(388a) Invited Talk: The Next Dimension of Detection: Biomechanical Analysis of Tissue | AIChE

(388a) Invited Talk: The Next Dimension of Detection: Biomechanical Analysis of Tissue


Armani, A. M. - Presenter, University of Southern California
Hudnut, A., University of Southern California
Lash-Rosenberg, L., University of Southern California
Xin, A., University of Southern California
Doblado, J., California State University of Los Angeles
Zurita-Lopez, C., California State University of Los Angeles
Wang, Q., University of Southern California
Since the discovery of the antibody-antigen interactions and the specificity of DNA hybridization, researchers have focused efforts in diagnostic sensor system design around analyzing the chemical properties of biological systems. However, this approach fundamentally limits the type and diversity of data that can be acquired. By expanding this analysis to include the acquisition of other types of data, such as electrical and mechanical analysis, it is possible to greatly increase the data set and sample analysis; thus improving the reliability of the sample analysis.

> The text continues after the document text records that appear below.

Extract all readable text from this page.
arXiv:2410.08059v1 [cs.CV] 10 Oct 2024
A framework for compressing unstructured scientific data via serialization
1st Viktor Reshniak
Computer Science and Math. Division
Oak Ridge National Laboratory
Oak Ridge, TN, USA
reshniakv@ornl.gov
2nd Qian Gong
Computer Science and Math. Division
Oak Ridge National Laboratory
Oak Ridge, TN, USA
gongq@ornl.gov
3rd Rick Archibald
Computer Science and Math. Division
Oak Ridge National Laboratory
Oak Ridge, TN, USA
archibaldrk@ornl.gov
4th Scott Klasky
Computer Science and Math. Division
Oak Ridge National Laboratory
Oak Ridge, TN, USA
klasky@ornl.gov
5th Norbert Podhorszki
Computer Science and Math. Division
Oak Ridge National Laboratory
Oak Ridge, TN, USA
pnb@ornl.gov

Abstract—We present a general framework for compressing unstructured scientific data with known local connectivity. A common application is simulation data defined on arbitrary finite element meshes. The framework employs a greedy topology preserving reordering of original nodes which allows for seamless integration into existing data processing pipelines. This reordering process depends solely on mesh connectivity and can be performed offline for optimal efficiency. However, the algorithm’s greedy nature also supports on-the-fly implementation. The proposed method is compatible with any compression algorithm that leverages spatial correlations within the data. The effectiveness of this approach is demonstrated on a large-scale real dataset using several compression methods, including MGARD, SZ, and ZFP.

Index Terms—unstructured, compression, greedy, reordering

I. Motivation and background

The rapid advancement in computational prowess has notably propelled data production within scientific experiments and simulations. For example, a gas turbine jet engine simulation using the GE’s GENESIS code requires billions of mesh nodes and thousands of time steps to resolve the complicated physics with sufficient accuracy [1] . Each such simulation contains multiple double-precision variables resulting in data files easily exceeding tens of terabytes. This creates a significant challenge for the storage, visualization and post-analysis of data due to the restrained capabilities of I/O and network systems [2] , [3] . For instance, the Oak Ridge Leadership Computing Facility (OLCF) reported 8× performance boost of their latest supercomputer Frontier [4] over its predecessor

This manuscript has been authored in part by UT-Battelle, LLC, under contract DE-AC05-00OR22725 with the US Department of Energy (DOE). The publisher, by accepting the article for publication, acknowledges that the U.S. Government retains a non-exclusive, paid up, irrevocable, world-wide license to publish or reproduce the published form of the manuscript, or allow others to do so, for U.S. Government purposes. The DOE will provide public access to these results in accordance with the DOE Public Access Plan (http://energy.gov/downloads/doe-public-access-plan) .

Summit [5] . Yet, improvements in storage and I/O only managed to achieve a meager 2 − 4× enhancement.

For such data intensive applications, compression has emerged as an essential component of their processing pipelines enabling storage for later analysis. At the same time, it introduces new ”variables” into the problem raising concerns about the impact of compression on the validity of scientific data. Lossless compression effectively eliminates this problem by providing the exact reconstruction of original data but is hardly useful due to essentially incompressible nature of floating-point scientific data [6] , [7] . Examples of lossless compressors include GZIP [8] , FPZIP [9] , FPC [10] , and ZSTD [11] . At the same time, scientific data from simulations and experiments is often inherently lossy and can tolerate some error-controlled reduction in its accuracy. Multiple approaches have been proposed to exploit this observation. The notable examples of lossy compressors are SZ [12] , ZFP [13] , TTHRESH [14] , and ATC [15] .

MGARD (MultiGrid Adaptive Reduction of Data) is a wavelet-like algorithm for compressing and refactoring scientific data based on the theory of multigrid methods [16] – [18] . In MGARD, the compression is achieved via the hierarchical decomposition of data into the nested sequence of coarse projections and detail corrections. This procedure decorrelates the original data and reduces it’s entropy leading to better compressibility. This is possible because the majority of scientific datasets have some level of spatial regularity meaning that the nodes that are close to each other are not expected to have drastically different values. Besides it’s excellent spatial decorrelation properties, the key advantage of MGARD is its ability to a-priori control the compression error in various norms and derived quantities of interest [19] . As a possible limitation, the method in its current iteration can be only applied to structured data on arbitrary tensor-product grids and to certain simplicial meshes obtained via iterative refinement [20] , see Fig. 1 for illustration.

In the present work, we demonstrate a new approach for analyzing mechanical properties of unprocessed tissue slices. By using polarization maintaining optical fibers as the sensors in a compression testing system, we are able to improve the detection resolution of mechanical analysis of living, recently resected and unprocessed tissue slides. This approach has allowed the mechanical behavior of wide range of living tissues to be characterized, including porcine kidney, pancreas, and liver. The experimental results compare favorably with a visco-elastic model. In complementary work focused on the pancreas, we have designed 3-D printed biomimetic structures based on cross-sectional images of the pancreas. Using compression testing and finite element analysis of these microscale structures, we have identified several characteristic mechanical features, including buckling. When performing similar measurements with the resected tissue using the optical polarimetric system, we observe similar features, indicating that the pancreatic tissue undergoes buckling. This buckling feature can be attributed to the collagen IV network, and is determined to be the dominate contributor to the mechanical response of the tissue. Detection of this behavior in unprocessed living tissue is only possible due to the improved resolution of the optical fiber sensing method. This approach for tissue analysis provides a complementary strategy for understanding biological systems and could enable the development of new approaches for therapeutics.